Like epidurals, spinal blocks can lead to low blood pressure and high spinal block. Other possible complications include headache, bladder problems after delivery, and high blood pressure.
General anaesthesia, which puts the woman to sleep, is used occasionally for emergency caesarean sections and for other surgeries as required. General anaesthesia works rapidly, and therefore is used when there is no time to wait for a regional block to take effect. Intravenous general anaesthetic drugs are easy to administer, work extremely fast, can be controlled, and allow for a prompt recovery.

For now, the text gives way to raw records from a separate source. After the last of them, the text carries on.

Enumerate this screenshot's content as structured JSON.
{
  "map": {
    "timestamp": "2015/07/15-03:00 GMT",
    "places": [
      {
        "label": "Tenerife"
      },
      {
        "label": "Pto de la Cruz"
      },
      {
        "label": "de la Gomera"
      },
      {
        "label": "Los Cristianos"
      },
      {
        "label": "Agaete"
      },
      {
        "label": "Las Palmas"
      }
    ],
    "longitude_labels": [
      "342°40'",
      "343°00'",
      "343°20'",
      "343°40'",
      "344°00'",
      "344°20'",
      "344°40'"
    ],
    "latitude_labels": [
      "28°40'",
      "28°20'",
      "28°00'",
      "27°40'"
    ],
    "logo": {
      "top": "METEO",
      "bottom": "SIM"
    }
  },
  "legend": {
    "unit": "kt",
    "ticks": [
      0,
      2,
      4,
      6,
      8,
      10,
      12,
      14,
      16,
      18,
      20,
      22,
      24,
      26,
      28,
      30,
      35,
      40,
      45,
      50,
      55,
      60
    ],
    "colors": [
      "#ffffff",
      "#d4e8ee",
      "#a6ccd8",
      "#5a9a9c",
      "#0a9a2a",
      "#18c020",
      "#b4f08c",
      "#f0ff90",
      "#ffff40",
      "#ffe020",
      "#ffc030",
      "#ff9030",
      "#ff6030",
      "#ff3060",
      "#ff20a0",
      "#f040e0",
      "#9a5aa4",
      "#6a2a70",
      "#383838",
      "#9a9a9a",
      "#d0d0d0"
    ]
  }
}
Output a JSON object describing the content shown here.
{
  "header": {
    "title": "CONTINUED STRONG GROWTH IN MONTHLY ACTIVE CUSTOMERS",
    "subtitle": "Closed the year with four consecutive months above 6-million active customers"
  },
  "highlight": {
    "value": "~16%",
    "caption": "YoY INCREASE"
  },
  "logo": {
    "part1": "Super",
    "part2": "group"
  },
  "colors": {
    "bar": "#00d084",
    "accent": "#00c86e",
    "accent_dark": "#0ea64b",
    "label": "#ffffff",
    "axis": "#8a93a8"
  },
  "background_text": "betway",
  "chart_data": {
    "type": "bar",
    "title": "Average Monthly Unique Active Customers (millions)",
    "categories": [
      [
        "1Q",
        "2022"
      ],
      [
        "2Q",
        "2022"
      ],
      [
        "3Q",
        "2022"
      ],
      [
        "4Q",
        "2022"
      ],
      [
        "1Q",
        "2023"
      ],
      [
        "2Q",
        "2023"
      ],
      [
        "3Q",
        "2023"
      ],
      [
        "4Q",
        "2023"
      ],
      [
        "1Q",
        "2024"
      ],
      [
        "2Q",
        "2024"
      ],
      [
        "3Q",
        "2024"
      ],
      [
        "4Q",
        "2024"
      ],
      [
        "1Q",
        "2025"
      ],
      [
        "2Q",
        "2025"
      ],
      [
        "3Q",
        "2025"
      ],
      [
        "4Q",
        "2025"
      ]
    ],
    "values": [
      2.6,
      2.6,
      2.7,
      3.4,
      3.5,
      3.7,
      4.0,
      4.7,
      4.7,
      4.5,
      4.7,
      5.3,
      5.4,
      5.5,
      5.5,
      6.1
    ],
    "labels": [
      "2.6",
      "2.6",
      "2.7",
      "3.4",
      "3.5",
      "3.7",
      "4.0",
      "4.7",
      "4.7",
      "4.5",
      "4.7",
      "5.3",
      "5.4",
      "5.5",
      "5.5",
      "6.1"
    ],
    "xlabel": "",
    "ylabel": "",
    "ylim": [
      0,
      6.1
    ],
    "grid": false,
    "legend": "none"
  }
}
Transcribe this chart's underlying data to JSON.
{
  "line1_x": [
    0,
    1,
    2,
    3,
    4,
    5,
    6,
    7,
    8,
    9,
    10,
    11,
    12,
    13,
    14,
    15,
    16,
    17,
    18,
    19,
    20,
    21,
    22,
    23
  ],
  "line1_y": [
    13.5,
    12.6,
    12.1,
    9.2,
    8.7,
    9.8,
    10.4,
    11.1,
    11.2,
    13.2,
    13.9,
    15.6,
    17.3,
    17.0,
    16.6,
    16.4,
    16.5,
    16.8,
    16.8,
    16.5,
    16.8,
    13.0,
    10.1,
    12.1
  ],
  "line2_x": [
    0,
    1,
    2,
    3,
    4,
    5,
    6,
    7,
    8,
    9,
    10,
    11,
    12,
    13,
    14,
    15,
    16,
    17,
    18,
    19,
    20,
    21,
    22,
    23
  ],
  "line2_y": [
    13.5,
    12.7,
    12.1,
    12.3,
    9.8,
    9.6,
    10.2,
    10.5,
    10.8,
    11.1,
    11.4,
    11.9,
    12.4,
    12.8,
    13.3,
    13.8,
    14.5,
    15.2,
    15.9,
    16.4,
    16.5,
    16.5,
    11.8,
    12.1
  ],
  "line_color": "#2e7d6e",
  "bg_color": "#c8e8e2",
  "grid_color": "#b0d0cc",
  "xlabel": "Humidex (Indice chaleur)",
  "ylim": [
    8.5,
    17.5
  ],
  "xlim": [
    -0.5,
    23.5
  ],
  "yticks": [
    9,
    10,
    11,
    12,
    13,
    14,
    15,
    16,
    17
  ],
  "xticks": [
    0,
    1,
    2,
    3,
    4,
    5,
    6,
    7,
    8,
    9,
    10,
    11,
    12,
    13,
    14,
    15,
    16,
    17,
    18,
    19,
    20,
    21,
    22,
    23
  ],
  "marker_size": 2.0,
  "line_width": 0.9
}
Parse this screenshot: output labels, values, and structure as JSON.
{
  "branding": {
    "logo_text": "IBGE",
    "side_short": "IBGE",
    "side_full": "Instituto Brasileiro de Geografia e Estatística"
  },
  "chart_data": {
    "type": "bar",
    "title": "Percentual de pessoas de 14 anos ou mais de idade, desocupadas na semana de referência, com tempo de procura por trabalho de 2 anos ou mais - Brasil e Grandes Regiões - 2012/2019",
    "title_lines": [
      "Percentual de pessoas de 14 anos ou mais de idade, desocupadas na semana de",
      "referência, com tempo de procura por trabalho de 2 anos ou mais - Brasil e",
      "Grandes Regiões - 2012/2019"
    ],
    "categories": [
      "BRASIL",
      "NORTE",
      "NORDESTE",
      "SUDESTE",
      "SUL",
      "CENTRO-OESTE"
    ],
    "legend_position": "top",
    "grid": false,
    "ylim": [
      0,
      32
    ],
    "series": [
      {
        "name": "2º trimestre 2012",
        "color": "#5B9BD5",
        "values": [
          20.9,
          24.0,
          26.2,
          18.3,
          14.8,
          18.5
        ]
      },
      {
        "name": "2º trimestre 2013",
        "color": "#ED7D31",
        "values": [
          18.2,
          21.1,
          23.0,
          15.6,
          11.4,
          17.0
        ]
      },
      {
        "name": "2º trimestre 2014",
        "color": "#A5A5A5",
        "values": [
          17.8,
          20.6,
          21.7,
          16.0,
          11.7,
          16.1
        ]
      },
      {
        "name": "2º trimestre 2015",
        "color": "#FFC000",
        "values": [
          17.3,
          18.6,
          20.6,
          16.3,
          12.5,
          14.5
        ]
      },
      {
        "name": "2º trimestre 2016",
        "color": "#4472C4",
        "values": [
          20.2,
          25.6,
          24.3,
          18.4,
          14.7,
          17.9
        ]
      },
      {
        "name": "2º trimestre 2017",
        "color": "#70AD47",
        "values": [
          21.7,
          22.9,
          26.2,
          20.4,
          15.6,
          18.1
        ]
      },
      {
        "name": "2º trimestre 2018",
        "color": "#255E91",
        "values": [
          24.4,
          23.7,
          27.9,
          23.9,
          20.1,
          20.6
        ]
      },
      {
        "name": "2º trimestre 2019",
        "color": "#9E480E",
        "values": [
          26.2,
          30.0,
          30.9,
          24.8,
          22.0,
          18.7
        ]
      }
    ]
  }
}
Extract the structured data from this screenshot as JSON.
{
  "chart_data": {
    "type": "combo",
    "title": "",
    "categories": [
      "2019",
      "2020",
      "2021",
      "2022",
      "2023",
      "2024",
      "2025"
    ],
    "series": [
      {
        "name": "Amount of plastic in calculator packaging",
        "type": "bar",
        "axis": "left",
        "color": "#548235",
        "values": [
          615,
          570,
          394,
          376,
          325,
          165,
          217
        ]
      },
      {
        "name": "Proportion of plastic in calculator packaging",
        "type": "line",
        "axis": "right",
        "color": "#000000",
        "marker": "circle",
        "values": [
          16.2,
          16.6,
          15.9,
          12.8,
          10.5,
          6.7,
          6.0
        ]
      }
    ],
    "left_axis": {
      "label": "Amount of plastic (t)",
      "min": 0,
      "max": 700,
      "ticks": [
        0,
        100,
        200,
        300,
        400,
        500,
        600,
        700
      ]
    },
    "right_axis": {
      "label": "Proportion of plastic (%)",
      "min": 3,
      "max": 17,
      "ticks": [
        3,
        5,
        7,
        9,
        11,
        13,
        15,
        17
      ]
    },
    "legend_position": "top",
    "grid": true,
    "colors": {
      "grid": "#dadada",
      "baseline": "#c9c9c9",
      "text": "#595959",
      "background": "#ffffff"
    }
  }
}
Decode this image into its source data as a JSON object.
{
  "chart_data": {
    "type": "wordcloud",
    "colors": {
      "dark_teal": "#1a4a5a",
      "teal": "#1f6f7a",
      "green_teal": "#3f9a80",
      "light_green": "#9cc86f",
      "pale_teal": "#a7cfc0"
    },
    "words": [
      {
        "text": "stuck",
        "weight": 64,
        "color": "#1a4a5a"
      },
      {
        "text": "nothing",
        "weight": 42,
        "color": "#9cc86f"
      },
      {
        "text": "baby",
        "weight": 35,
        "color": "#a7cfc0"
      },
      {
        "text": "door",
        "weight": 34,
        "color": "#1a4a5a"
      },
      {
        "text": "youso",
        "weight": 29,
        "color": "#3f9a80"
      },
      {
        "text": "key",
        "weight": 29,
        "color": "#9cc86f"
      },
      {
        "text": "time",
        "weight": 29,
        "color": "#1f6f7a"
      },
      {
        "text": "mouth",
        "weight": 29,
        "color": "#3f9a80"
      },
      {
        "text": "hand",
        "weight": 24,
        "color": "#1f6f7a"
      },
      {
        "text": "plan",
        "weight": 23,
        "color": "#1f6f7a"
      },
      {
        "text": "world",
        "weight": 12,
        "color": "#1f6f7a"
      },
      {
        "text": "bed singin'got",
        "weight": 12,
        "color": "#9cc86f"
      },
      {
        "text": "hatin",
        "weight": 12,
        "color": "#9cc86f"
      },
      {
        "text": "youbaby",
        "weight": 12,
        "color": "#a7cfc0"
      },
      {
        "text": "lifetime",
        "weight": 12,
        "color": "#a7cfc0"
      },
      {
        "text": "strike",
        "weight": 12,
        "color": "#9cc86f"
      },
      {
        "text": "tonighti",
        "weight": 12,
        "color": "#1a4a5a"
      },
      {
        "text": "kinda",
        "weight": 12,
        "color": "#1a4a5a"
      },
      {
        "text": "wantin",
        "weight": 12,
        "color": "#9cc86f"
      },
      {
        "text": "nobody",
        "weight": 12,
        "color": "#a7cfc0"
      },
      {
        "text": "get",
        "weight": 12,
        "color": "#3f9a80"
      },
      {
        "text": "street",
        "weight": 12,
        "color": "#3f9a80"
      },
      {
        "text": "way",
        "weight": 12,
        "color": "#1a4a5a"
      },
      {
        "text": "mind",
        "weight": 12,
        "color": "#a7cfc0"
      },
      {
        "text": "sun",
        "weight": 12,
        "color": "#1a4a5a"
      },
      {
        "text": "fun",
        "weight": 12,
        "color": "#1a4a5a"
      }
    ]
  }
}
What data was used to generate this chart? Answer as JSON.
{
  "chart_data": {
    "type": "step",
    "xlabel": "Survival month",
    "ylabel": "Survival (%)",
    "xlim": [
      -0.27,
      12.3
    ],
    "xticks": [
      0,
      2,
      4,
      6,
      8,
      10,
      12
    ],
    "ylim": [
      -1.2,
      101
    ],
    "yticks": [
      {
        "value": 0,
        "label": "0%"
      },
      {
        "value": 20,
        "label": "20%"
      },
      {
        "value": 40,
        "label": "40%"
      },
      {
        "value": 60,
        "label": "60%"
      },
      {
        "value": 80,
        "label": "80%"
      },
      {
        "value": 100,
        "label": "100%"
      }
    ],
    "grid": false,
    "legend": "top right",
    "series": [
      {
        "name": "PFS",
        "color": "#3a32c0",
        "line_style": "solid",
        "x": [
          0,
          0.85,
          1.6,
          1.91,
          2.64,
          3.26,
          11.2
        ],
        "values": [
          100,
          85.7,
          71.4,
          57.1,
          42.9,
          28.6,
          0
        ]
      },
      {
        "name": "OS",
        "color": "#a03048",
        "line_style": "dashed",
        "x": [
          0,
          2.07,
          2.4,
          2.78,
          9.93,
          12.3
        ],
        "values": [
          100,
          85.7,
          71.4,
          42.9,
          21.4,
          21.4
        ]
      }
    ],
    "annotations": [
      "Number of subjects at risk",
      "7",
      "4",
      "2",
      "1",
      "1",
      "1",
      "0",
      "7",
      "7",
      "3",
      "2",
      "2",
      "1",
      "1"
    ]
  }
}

There are two major risks to using general anaesthesia, however. One is that, because the mother is sedated, the baby may also become sedated. All general anaesthetics can cross the placenta and depress the baby’s central nervous system. This can be avoided by putting the mother under general anaesthesia as close to the time of delivery as possible. This reduces the amount of drug that the baby receives.
The other major risk of general anaesthesia is the possibility that the mother might vomit and aspirate, or inhale, the vomited material. This can cause the mother to develop breathing difficulties and other serious health problems. Sometimes women are asked to refrain from eating and drinking during labour, just in case they need to have surgery under general anaesthesia. However, fasting does not necessarily reduce the risk to the mother because the stomach juices themselves are very acidic and can cause problems if inhaled. If you do need to have a general anaesthetic, a tube will be inserted through your mouth into your throat to reduce the chance of aspiration.